A l’occasion de la parution d’un livre de Mémoires recomposés, la carrière de « Madiba » s’éclaire d’un jour nouveau. Extraits.

C’était un manuscrit en sommeil ; le voici soudain exhumé. Nelson Mandela le laissa inachevé, conscient de cette imperfection finale. Il ne trouva pas le temps de terminer ce précieux texte, résumé de sa vie et de son combat, qu’il avait commencé à écrire à la première personne du singulier. Il était trop sollicité par les rejaillissements de sa célébrité et, sans doute, déjà très fatigué.

Il revient à un collectif d’amis et de proches collaborateurs du grand homme d’avoir repris la plume et, fidèlement, de s’être mis au travail pour retracer l’itinéraire hors du commun de celui qui sortit à la force du poignet l’Afrique du Sud d’un autre âge. Ainsi est né ce livre de Mémoires reconstitués – Etre libre, ce n’est pas seulement se débarrasser de ses chaînes (Plon) – dont Le Vif/L’Express livre en exclusivité des extraits très éclairants. Au fil des pages, on découvre un Mandela humain, complexe, en rien monolithique ni héroïque, un leader pragmatique contraint d’apprendre à concilier humanisme et réalisme. Ces confessions posthumes, écrites avec le plus grand désir de vérité, rendent ce document exceptionnel. Extraits.

 » Il respectait les chefs traditionnels en ceci qu’ils avaient le respect et le soutien de leur communauté.  » Ici, en juin 1991.© J. KOPEC/CAMERAPRESS/GAMMA

« Jetez vos armes à feu à la mer ! »

Le 11 février 1990 vint enfin le moment pour Nelson Mandela de rentrer chez lui. Une frange considérable de la population mondiale vit en direct cet après-midi-là Mandela franchir les portes de la prison Victor-Verster. […]

Pour le compte du New Yorker, Zoë Wicomb réussit à capter l’essence de ce moment :  » Mandela ne ressemblait aucunement aux portraits d’artistes d’un boxeur vieillissant qui avaient circulé. Ce jour-là, un grand et bel inconnu fit son entrée dans le monde. Son visage avait été transfiguré en plans sculptés évoquant les relations passées des Xhosa et des Khoï, et la curieuse raie qui séparait ses cheveux avait disparu. Mannequins et philosophes soupiraient de concert.  »

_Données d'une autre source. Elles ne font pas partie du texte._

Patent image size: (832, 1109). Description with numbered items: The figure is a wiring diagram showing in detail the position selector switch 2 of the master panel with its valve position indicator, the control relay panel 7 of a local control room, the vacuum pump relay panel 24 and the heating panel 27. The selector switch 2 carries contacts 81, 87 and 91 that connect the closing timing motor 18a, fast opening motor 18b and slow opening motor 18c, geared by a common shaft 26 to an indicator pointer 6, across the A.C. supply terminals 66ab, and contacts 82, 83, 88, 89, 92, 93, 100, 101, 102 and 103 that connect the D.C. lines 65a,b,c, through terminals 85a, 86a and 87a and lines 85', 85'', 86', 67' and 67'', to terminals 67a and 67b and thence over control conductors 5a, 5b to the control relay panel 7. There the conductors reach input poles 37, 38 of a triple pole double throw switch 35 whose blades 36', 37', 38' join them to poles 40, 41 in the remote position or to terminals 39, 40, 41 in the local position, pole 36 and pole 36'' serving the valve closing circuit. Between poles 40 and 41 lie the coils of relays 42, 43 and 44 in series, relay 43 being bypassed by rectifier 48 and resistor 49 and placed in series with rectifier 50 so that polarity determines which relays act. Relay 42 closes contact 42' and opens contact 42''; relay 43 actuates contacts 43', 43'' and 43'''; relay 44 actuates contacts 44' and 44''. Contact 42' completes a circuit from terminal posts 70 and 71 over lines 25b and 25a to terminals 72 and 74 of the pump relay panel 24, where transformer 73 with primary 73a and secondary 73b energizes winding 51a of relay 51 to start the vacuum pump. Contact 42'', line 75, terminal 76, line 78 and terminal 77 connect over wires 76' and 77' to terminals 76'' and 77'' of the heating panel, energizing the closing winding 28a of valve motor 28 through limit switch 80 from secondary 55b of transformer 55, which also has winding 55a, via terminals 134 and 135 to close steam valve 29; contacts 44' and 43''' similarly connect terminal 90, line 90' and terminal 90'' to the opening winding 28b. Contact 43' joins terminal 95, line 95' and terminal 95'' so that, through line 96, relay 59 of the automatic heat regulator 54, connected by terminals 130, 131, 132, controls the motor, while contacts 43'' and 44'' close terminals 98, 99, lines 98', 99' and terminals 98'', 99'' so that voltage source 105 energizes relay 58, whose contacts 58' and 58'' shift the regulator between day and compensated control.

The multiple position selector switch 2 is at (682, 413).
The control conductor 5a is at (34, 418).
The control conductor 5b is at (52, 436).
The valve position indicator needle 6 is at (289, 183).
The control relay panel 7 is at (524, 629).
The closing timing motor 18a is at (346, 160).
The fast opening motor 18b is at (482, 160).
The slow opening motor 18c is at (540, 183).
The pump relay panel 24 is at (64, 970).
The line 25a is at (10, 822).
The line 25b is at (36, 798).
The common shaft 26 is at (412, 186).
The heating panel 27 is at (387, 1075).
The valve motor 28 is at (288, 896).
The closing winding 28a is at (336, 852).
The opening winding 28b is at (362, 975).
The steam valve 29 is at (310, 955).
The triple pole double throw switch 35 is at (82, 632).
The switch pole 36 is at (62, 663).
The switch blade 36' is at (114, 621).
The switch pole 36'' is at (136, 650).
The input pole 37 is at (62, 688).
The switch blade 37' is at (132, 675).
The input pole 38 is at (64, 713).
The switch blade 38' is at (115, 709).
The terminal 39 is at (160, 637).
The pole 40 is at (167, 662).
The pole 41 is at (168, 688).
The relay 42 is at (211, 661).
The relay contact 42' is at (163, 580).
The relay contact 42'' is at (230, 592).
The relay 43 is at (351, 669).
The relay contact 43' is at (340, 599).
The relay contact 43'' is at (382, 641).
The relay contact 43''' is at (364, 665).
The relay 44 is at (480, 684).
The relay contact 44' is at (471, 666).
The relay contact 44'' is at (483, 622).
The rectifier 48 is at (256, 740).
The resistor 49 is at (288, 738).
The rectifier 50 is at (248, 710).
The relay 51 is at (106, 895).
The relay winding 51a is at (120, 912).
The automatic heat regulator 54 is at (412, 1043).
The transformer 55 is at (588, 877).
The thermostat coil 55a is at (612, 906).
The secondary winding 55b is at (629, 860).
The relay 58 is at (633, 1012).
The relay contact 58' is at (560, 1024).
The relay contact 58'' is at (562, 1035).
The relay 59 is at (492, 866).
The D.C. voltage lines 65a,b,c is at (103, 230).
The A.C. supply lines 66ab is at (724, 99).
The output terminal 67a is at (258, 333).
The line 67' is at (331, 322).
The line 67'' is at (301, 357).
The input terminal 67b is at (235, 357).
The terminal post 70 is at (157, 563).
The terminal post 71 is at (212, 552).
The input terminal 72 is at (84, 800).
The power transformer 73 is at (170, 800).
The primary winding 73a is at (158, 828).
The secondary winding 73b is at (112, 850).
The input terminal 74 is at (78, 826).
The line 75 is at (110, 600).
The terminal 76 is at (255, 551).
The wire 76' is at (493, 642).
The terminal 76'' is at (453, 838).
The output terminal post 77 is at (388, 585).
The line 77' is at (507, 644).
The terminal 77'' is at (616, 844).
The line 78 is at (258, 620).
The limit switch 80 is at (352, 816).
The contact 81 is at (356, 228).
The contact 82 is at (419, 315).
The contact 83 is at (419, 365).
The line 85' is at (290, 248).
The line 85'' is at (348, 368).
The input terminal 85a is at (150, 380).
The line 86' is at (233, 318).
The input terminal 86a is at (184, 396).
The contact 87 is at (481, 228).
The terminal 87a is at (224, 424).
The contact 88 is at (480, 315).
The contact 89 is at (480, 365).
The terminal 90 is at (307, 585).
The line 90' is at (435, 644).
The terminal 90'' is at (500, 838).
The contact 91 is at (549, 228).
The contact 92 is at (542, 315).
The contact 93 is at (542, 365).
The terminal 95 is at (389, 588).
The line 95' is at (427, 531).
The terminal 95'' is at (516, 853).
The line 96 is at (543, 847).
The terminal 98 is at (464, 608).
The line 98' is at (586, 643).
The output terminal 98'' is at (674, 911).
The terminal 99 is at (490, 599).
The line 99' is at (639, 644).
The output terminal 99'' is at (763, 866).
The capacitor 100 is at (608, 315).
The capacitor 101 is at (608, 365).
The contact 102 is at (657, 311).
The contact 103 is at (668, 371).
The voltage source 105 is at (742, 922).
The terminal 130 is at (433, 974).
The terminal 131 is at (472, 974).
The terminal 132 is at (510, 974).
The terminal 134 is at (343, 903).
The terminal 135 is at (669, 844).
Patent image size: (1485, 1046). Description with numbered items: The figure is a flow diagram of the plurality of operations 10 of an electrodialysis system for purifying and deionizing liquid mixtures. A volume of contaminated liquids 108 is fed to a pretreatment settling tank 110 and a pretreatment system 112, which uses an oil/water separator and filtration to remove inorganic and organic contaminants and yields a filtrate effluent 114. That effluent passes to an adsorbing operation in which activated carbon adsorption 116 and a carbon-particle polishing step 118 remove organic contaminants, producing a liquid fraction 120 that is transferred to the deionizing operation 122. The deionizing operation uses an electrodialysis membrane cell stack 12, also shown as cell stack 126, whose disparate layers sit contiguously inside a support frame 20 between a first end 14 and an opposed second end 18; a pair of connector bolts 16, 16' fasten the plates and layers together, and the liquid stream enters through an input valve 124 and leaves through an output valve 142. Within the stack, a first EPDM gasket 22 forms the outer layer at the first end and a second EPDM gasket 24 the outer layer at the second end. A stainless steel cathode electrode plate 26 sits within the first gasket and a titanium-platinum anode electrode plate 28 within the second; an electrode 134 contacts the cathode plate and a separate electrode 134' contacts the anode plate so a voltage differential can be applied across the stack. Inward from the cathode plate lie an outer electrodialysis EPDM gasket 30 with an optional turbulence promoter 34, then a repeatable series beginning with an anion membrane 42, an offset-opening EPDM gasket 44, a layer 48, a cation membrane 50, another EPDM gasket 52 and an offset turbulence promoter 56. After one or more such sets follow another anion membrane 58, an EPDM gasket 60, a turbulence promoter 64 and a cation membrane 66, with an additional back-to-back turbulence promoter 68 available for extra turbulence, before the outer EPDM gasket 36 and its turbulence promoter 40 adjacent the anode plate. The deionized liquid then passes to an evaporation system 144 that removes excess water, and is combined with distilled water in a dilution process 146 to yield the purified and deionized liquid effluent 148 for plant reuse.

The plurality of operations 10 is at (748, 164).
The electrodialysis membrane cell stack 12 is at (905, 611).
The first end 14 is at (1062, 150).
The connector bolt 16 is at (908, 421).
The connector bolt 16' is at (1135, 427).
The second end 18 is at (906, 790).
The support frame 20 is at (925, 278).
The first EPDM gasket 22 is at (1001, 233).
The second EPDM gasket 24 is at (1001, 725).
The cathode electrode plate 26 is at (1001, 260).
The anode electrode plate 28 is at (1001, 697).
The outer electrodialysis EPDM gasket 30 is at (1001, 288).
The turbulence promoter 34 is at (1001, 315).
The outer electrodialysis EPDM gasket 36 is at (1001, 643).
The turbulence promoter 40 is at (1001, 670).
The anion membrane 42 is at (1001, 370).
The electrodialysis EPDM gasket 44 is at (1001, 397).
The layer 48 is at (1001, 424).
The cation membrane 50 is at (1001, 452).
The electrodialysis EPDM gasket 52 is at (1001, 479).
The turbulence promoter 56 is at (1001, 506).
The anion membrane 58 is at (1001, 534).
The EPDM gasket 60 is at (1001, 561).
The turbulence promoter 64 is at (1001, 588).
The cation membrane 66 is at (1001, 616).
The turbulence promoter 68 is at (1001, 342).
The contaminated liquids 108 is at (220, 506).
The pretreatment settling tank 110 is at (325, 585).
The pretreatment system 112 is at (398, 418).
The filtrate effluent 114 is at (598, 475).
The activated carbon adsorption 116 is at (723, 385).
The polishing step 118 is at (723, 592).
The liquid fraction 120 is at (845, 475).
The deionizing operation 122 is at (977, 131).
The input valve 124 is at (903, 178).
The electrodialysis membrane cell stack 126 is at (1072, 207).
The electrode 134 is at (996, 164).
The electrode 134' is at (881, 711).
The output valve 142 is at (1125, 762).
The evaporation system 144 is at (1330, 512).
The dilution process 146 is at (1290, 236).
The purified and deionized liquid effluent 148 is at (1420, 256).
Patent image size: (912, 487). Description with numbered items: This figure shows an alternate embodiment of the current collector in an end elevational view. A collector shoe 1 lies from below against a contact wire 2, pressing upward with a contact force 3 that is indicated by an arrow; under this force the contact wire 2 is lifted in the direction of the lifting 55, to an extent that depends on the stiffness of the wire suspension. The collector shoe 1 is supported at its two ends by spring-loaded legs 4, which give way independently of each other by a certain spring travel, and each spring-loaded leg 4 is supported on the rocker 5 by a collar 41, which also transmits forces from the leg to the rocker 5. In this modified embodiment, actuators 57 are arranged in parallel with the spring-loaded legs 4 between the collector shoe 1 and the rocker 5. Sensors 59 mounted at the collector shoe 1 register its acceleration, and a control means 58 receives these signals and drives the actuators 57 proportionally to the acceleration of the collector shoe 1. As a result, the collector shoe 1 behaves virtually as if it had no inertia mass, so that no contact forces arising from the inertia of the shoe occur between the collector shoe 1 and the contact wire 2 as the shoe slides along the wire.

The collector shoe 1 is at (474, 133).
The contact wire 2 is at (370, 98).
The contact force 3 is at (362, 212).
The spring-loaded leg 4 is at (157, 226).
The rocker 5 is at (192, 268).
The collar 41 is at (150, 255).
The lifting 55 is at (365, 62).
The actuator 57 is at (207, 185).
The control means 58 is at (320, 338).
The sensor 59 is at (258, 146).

Même si Mandela restait le premier parmi ses pairs, il était averti du danger comme tout un chacun. Il était aussi conscient de la violence qui dévastait le pays. Chaque province avait son lot de malheur, le Natal étant le plus touché par la brutalité. C’est là que le Parti de la liberté Inkatha (IFP), appuyé par des éléments infiltrés des forces de police sud-africaines, menait une guerre contre l’ANC et ses partisans. Les midlands du Natal et de nombreuses parties du Natal urbain devinrent des zones interdites à la fois aux forces de l’ordre et à l’ANC.

L’un des moments les plus mémorables et éprouvants pour Mandela se produisit quelques semaines après sa libération, au cours d’une période d’affrontements intenses dans le Natal, quand il s’adressa à une foule de plus de 100 000 personnes au Kings Park Stadium de Durban.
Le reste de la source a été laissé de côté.